Een uitgebreide toelichting op deze speerpunten treft u aan in de memorie van toelichting bij dit voorstel (Kamerstuk 33 609, nr. 3). De keuze voor de speerpunten wordt ook dit jaar gekenmerkt door een verdere verbetering in de ondersteuning van de leden. Het Presidium meent dat, gelet op maatschappelijke ontwikkelingen, voor 2014 een koers moet worden gevaren waarbij de ondersteuning van leden onverkort aanwezig blijft, maar met een terughoudende instelling ten aanzien van intensiveringen en innovaties.

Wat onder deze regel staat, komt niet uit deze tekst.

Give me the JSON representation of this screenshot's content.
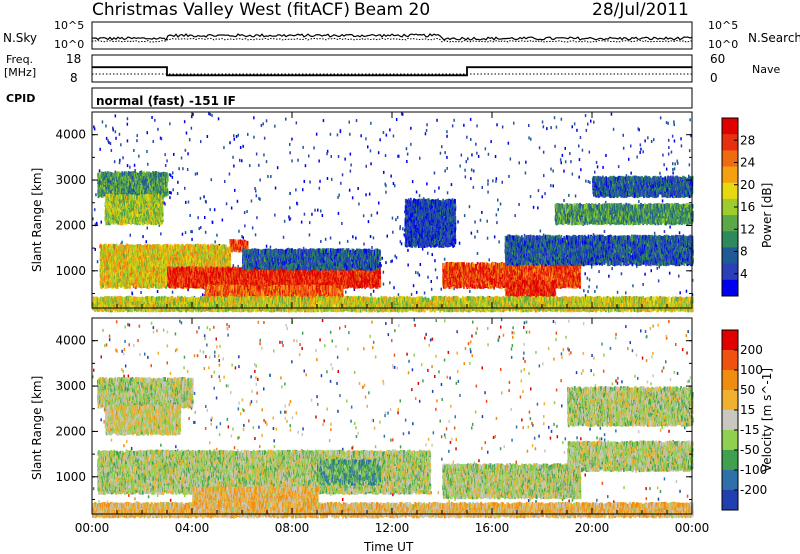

Het Presidium kent en erkent de druk op de overheidsfinanciën. Het is ook om die reden dat de Kamer een inspanningsverplichting heeft aanvaard op de door de Kamer te beïnvloeden onderdelen van de Raming.

De komende jaren zullen in financieel opzicht ook voor de Kamer niet eenvoudig zijn. Hieraan liggen drie bewegingen ten grondslag:

  • De door de Kamer aanvaarde inspanningsverplichting, die structureel een verlaging van 6% van het budget betekent.

  • De financiering van de ICT-lasten. De laatste jaren is een sterke stijging van de IT-lasten zichtbaar. Niet alleen wordt een breder spectrum aan ICT-voorzieningen gebruikt tijdens de dagelijkse werkzaamheden; het ICT-gebruik zelf wordt ook intensiever.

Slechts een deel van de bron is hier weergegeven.